GPT-2	15亿	WebText：一个包含八百万个文档的语料库，总大小为40 GB。这些文本是从Reddit上投票最高的4,500万个网页中收集的，包括各种主题和来源，例如新闻、论坛、博客、维基百科和社交媒体等。
GPT-3	1750亿	一个总大小为570 GB的大规模文本语料库，其中包含约四千亿个标记。这些数据主要来自于CommonCrawl、WebText、英文维基百科和两个书籍语料库（Books1和Books2）。

參考資料

^ ^1.0 ^1.1 ^1.2 ^1.3 冯志伟. 冯志伟教授聊ChatGPT. 中国科技术语. [2023-02-27]. （原始内容存档于2023-02-27） –通过微信公众平台. 引用错误：带有name属性“:0”的<ref>标签用不同内容定义了多次
^ 引用错误：没有为名为gpt1的参考文献提供内容
^ ^3.0 ^3.1 Haddad, Mohammed.

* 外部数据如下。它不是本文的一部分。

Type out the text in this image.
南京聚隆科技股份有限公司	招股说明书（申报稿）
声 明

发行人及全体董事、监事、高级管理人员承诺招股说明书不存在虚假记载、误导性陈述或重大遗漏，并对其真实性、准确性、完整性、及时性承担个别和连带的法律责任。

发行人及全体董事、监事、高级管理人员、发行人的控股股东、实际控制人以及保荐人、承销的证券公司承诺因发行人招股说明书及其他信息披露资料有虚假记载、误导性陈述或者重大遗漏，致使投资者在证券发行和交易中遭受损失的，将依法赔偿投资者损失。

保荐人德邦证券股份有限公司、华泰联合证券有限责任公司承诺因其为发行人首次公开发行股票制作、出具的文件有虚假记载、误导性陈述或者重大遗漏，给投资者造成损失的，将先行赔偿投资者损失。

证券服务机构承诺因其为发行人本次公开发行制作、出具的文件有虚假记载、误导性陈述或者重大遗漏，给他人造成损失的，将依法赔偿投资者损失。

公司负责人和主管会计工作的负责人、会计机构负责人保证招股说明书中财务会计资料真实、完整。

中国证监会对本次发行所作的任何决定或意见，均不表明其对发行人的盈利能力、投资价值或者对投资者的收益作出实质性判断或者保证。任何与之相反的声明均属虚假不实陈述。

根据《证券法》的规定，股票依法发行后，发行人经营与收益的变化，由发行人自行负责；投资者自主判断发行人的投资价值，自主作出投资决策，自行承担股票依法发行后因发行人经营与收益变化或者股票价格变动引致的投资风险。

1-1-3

How does GPT-4 work and how can you start using it in ChatGPT?. www.aljazeera.com.
^ ^4.0 ^4.1 ^4.2 The A to Z of Artificial Intelligence. Time. April 13, 2023. 引用错误：带有name属性“:4”的<ref>标签用不同内容定义了多次
^ Hu, Luhui. Generative AI and Future. Medium. November 15, 2022.

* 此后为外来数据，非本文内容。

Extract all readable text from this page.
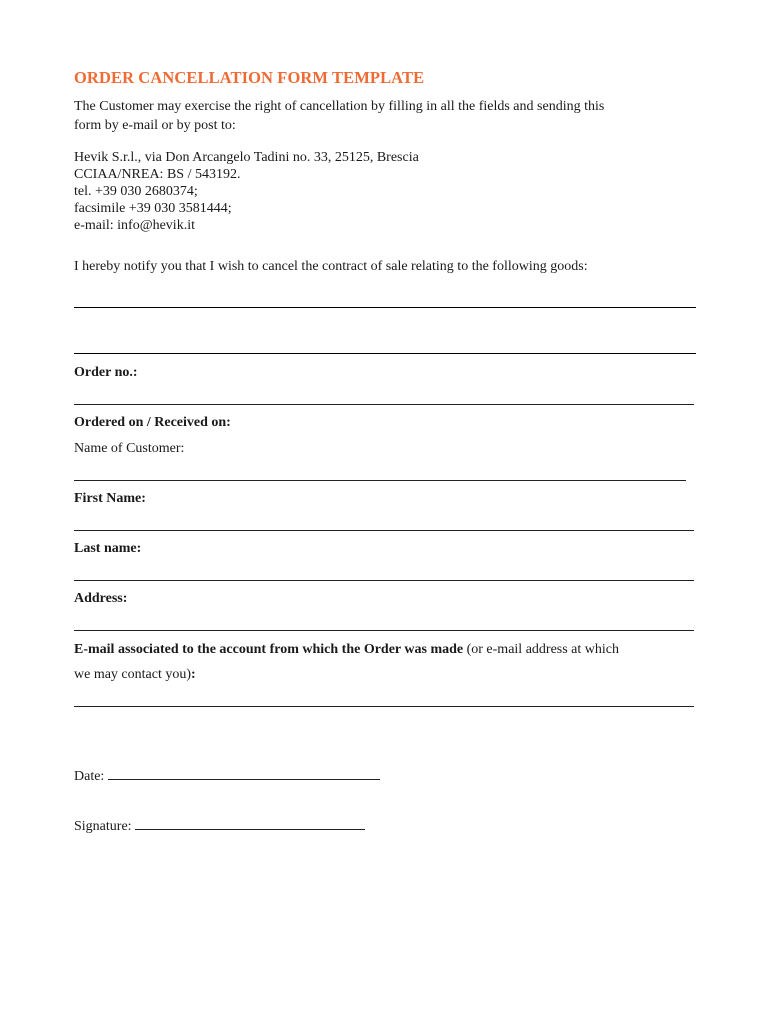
ORDER CANCELLATION FORM TEMPLATE
The Customer may exercise the right of cancellation by filling in all the fields and sending this
form by e-mail or by post to:
Hevik S.r.l., via Don Arcangelo Tadini no. 33, 25125, Brescia
CCIAA/NREA: BS / 543192.
tel. +39 030 2680374;
facsimile +39 030 3581444;
e-mail: info@hevik.it
I hereby notify you that I wish to cancel the contract of sale relating to the following goods:
Order no.:
Ordered on / Received on:
Name of Customer:
First Name:
Last name:
Address:
E-mail associated to the account from which the Order was made (or e-mail address at which
we may contact you):
Date:
Signature:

^ CSDL | IEEE Computer Society. www.computer.org.
^ Toews, Rob. The Next Generation Of Large Language Models. Forbes.
^ Toews, Rob. The Next Generation Of Large Language Models. Forbes.
^ Mckendrick, Joe. Most Jobs Soon To Be 'Influenced' By Artificial Intelligence, Research Out Of OpenAI And University Of Pennsylvania Suggests. Forbes. March 13, 2023.

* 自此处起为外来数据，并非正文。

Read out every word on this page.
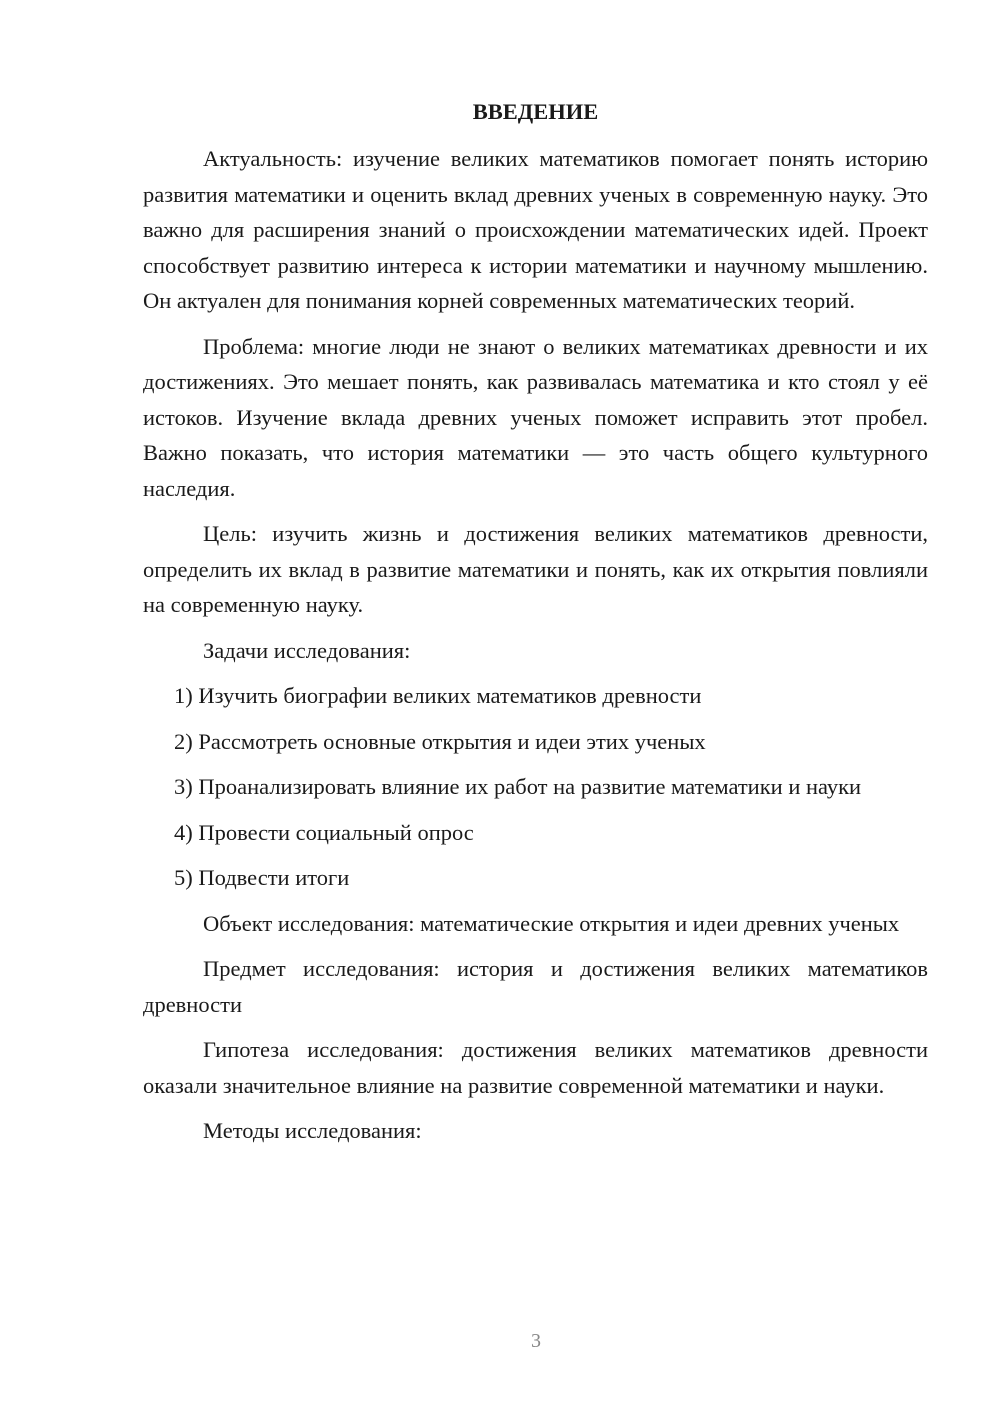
ВВЕДЕНИЕ

Актуальность: изучение великих математиков помогает понять историю развития математики и оценить вклад древних ученых в современную науку. Это важно для расширения знаний о происхождении математических идей. Проект способствует развитию интереса к истории математики и научному мышлению. Он актуален для понимания корней современных математических теорий.

Проблема: многие люди не знают о великих математиках древности и их достижениях. Это мешает понять, как развивалась математика и кто стоял у её истоков. Изучение вклада древних ученых поможет исправить этот пробел. Важно показать, что история математики — это часть общего культурного наследия.

Цель: изучить жизнь и достижения великих математиков древности, определить их вклад в развитие математики и понять, как их открытия повлияли на современную науку.

Задачи исследования:

1) Изучить биографии великих математиков древности

2) Рассмотреть основные открытия и идеи этих ученых

3) Проанализировать влияние их работ на развитие математики и науки

4) Провести социальный опрос

5) Подвести итоги

Объект исследования: математические открытия и идеи древних ученых

Предмет исследования: история и достижения великих математиков древности

Гипотеза исследования: достижения великих математиков древности оказали значительное влияние на развитие современной математики и науки.

Методы исследования:

3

^ GPT-1 to GPT-4: Each of OpenAI's GPT Models Explained and Compared. MUO. April 11, 2023.
^ Alford, Anthony. EleutherAI Open-Sources Six Billion Parameter GPT-3 Clone GPT-J. InfoQ. July 13, 2021.
^ News (新闻稿).
^ Morrison, Ryan. Salesforce launches EinsteinGPT built with OpenAI technology. Tech Monitor. 7 March 2023.
^ The ChatGPT of Finance is Here, Bloomberg is Combining AI and Fintech. Forbes.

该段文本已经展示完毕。